Cuba, el paso de “Laura” y de cómo el país vive una tormenta.

La temporada de tormentas llegó al caribe en medio de la pandemia con la tormenta Laura. Una crónica de cómo se vive y se preparan en Cuba para un fenómeno de este tipo. Fiel a su política, los cubanos y las cubanas, ponen el foco en la prevención.

Por Nuria Barbosa León

Laura, una tormenta tropical que hostigó a Cuba en la última semana de agosto del 2020, tocó tierra por primera vez al este de Baconao,  Santiago de Cuba, en la noche del domingo 23 y caminó rumbo al occidente por toda la costa sur del archipiélago.

Luego penetró por segunda vez, por las inmediaciones de punta La Capitana, municipio de San Cristóbal, Artemisa, cerca de las ocho de la noche del lunes 24. Una hora después salió al mar por las inmediaciones de Puerto Esperanza, municipio de Viñales, Pinar del Río, hacia el Golfo de México y enfiló al sur de Estados Unidos.

Los daños más cuantiosos estuvieron en el sistema eléctrico, con una afectación de 1 157 megawatts y las provincias más perjudicadas fueron Pinar del Río y Santiago de Cuba. En el caso de la vivienda, los perjuicios mayores se produjeron en unos 2000 techos, con algunos derrumbes totales.

El plátano, la yuca y el maíz resultaron ser los cultivos que más sufrieron,  fundamentalmente en las provincias de Artemisa y Mayabeque.  El impacto de las lluvias, benefició a  81 embalses del país con un aumento de los niveles y, de manera general, se incrementaron las presas en 200 millones de metros cúbicos de agua, lo cual favoreció a Santiago de Cuba, Guantánamo, Pinar del Río y Granma.

El Presidente de la República, Miguel Díaz-Canel Bermúdez, indicó que, aunque las afectaciones por la tormenta tropical Laura resultaron menores de lo esperado, “tenemos un grupo de daños que no son para subestimar” por tanto puntualizó: “Tenemos que trabajar con el concepto que hemos estado defendiendo de que todo lo que se recupere tiene que quedar mejor que como estaba antes”.

Durante la trayectoria del evento meteorológico se protegieron 435 000 personas; de ellos 33 200 en centros de evacuación, el resto en casas de familiares y amigos. Con posterioridad un maratón de recuperación se desplegó para restablecer el servicio eléctrico y de la telefonía, cosechar e incrementar la producción de alimentos y dar respuesta a las afectaciones de la vivienda y de otros inmuebles.

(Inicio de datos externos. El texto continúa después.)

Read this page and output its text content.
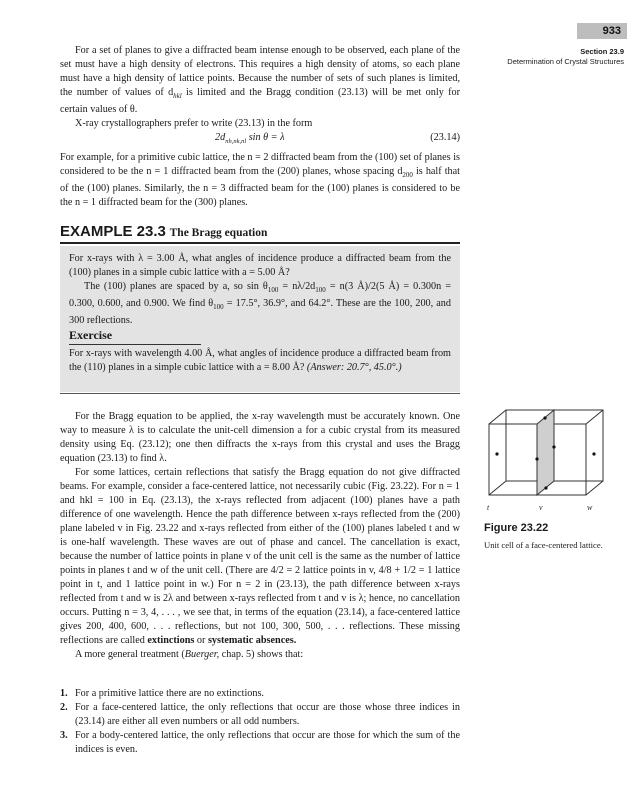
933
Section 23.9
Determination of Crystal Structures

For a set of planes to give a diffracted beam intense enough to be observed, each plane of the set must have a high density of electrons. This requires a high density of atoms, so each plane must have a high density of lattice points. Because the number of sets of such planes is limited, the number of values of $d_{hkl}$ is limited and the Bragg condition (23.13) will be met only for certain values of θ.

X-ray crystallographers prefer to write (23.13) in the form

$2d_{nh,nk,nl}$ sin θ = λ	(23.14)

For example, for a primitive cubic lattice, the n = 2 diffracted beam from the (100) set of planes is considered to be the n = 1 diffracted beam from the (200) planes, whose spacing $d_{200}$ is half that of the (100) planes. Similarly, the n = 3 diffracted beam for the (100) planes is considered to be the n = 1 diffracted beam for the (300) planes.

EXAMPLE 23.3 The Bragg equation

For x-rays with λ = 3.00 Å, what angles of incidence produce a diffracted beam from the (100) planes in a simple cubic lattice with a = 5.00 Å?

The (100) planes are spaced by a, so $\sin \theta_{100} = n\lambda/2d_{100} = n(3$ Å)/2(5 Å) = 0.300n = 0.300, 0.600, and 0.900. We find $\theta_{100} = 17.5^\circ$, 36.9°, and 64.2°. These are the 100, 200, and 300 reflections.

Exercise

For x-rays with wavelength 4.00 Å, what angles of incidence produce a diffracted beam from the (110) planes in a simple cubic lattice with a = 8.00 Å? (Answer: 20.7°, 45.0°.)

For the Bragg equation to be applied, the x-ray wavelength must be accurately known. One way to measure λ is to calculate the unit-cell dimension a for a cubic crystal from its measured density using Eq. (23.12); one then diffracts the x-rays from this crystal and uses the Bragg equation (23.13) to find λ.

For some lattices, certain reflections that satisfy the Bragg equation do not give diffracted beams. For example, consider a face-centered lattice, not necessarily cubic (Fig. 23.22). For n = 1 and hkl = 100 in Eq. (23.13), the x-rays reflected from adjacent (100) planes have a path difference of one wavelength. Hence the path difference between x-rays reflected from the (200) plane labeled v in Fig. 23.22 and x-rays reflected from either of the (100) planes labeled t and w is one-half wavelength. These waves are out of phase and cancel. The cancellation is exact, because the number of lattice points in plane v of the unit cell is the same as the number of lattice points in planes t and w of the unit cell. (There are 4/2 = 2 lattice points in v, 4/8 + 1/2 = 1 lattice point in t, and 1 lattice point in w.) For n = 2 in (23.13), the path difference between x-rays reflected from t and w is 2λ and between x-rays reflected from t and v is λ; hence, no cancellation occurs. Putting n = 3, 4, . . . , we see that, in terms of the equation (23.14), a face-centered lattice gives 200, 400, 600, . . . reflections, but not 100, 300, 500, . . . reflections. These missing reflections are called extinctions or systematic absences.

A more general treatment (Buerger, chap. 5) shows that:

1. For a primitive lattice there are no extinctions.
2. For a face-centered lattice, the only reflections that occur are those whose three indices in (23.14) are either all even numbers or all odd numbers.
3. For a body-centered lattice, the only reflections that occur are those for which the sum of the indices is even.
t	v	w
Figure 23.22
Unit cell of a face-centered lattice.
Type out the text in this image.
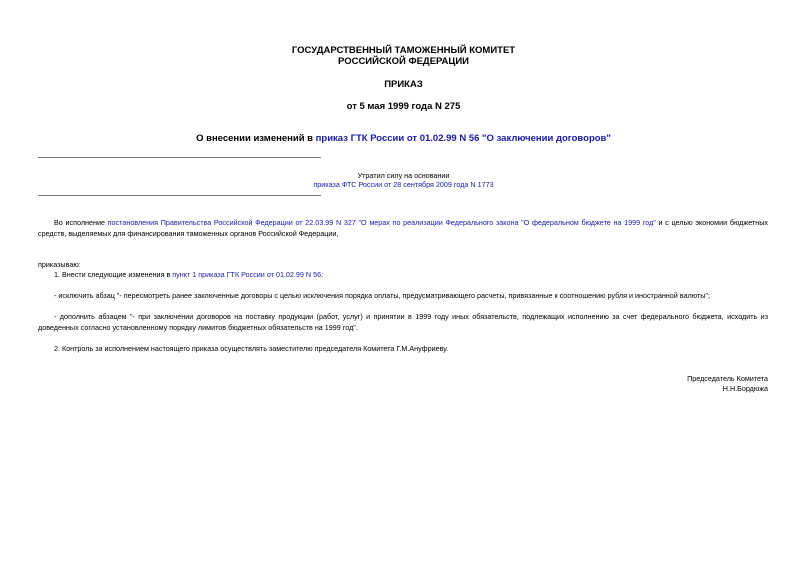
ГОСУДАРСТВЕННЫЙ ТАМОЖЕННЫЙ КОМИТЕТ
РОССИЙСКОЙ ФЕДЕРАЦИИ
ПРИКАЗ
от 5 мая 1999 года N 275
О внесении изменений в приказ ГТК России от 01.02.99 N 56 "О заключении договоров"
Утратил силу на основании
приказа ФТС России от 28 сентября 2009 года N 1773
Во исполнение постановления Правительства Российской Федерации от 22.03.99 N 327 "О мерах по реализации Федерального закона "О федеральном бюджете на 1999 год" и с целью экономии бюджетных средств, выделяемых для финансирования таможенных органов Российской Федерации,
приказываю:
1. Внести следующие изменения в пункт 1 приказа ГТК России от 01.02.99 N 56:
- исключить абзац "- пересмотреть ранее заключенные договоры с целью исключения порядка оплаты, предусматривающего расчеты, привязанные к соотношению рубля и иностранной валюты";
- дополнить абзацем "- при заключении договоров на поставку продукции (работ, услуг) и принятии в 1999 году иных обязательств, подлежащих исполнению за счет федерального бюджета, исходить из доведенных согласно установленному порядку лимитов бюджетных обязательств на 1999 год".
2. Контроль за исполнением настоящего приказа осуществлять заместителю председателя Комитета Г.М.Ануфриеву.
Председатель Комитета
Н.Н.Бордюжа
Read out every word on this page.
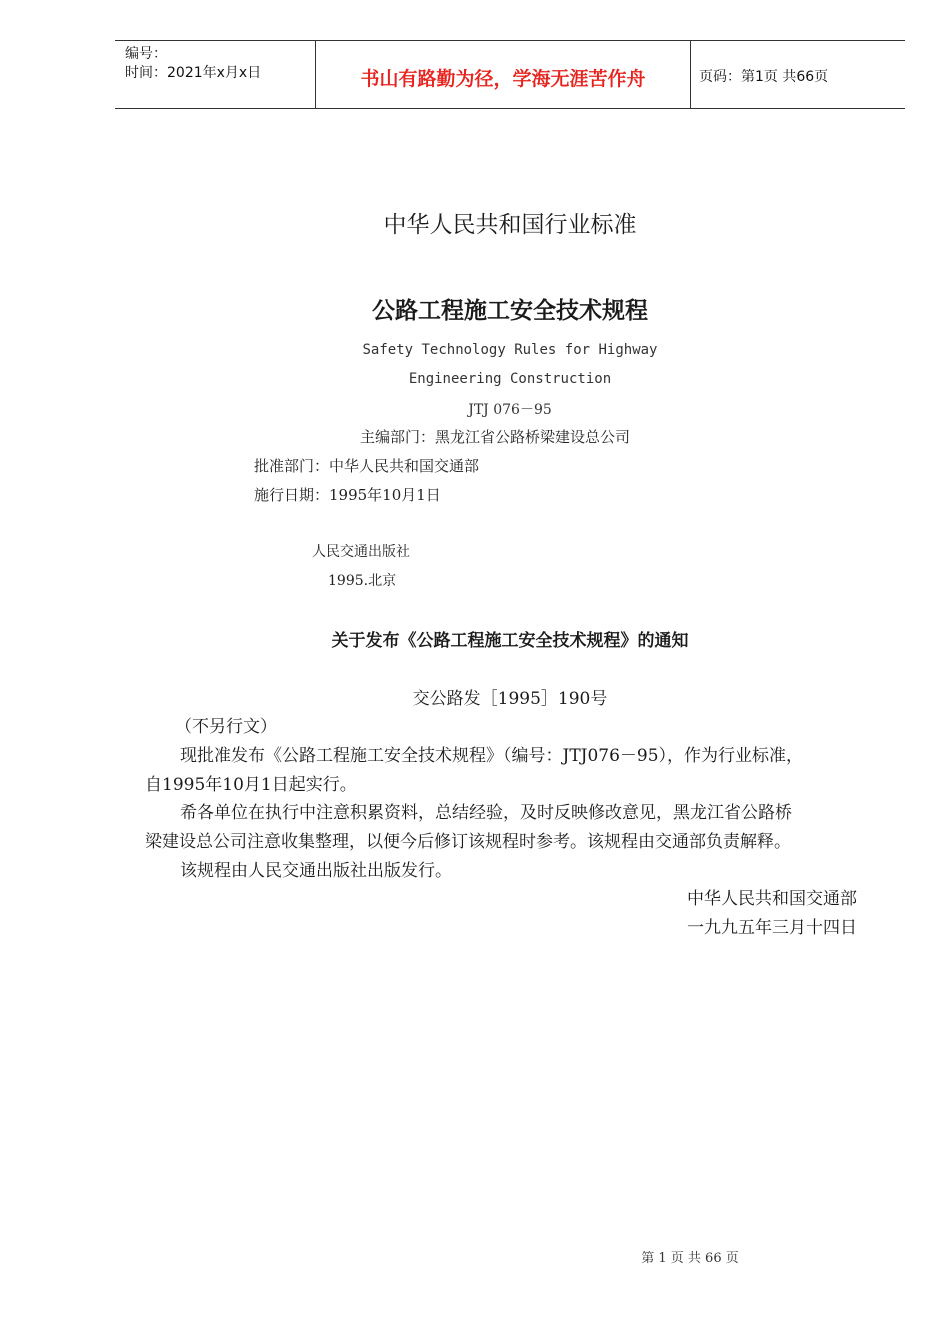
编号：
时间：2021年x月x日	书山有路勤为径，学海无涯苦作舟	页码：第1页 共66页
中华人民共和国行业标准
公路工程施工安全技术规程
Safety Technology Rules for Highway
Engineering Construction
JTJ 076－95
主编部门：黑龙江省公路桥梁建设总公司
批准部门：中华人民共和国交通部
施行日期：1995年10月1日
人民交通出版社
1995.北京
关于发布《公路工程施工安全技术规程》的通知
交公路发［1995］190号
（不另行文）
现批准发布《公路工程施工安全技术规程》（编号：JTJ076－95），作为行业标准，
自1995年10月1日起实行。
希各单位在执行中注意积累资料，总结经验，及时反映修改意见，黑龙江省公路桥
梁建设总公司注意收集整理，以便今后修订该规程时参考。该规程由交通部负责解释。
该规程由人民交通出版社出版发行。
中华人民共和国交通部
一九九五年三月十四日
第 1 页 共 66 页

Una intensa ofensiva por la recuperación logró en pocas horas la higienización comunal y la rehabilitación de los servicios en el menor tiempo posible, a las 48 horas se devolvió el servicio eléctrico al 99% de los clientes afectados y en la telefonía al 98%.

Los cubanos y cubanas nunca dan la bienvenida a un huracán, pero ante su presencia se preparan para mitigar los daños bajo el precepto: “Es mejor precaver que tener que lamentar”.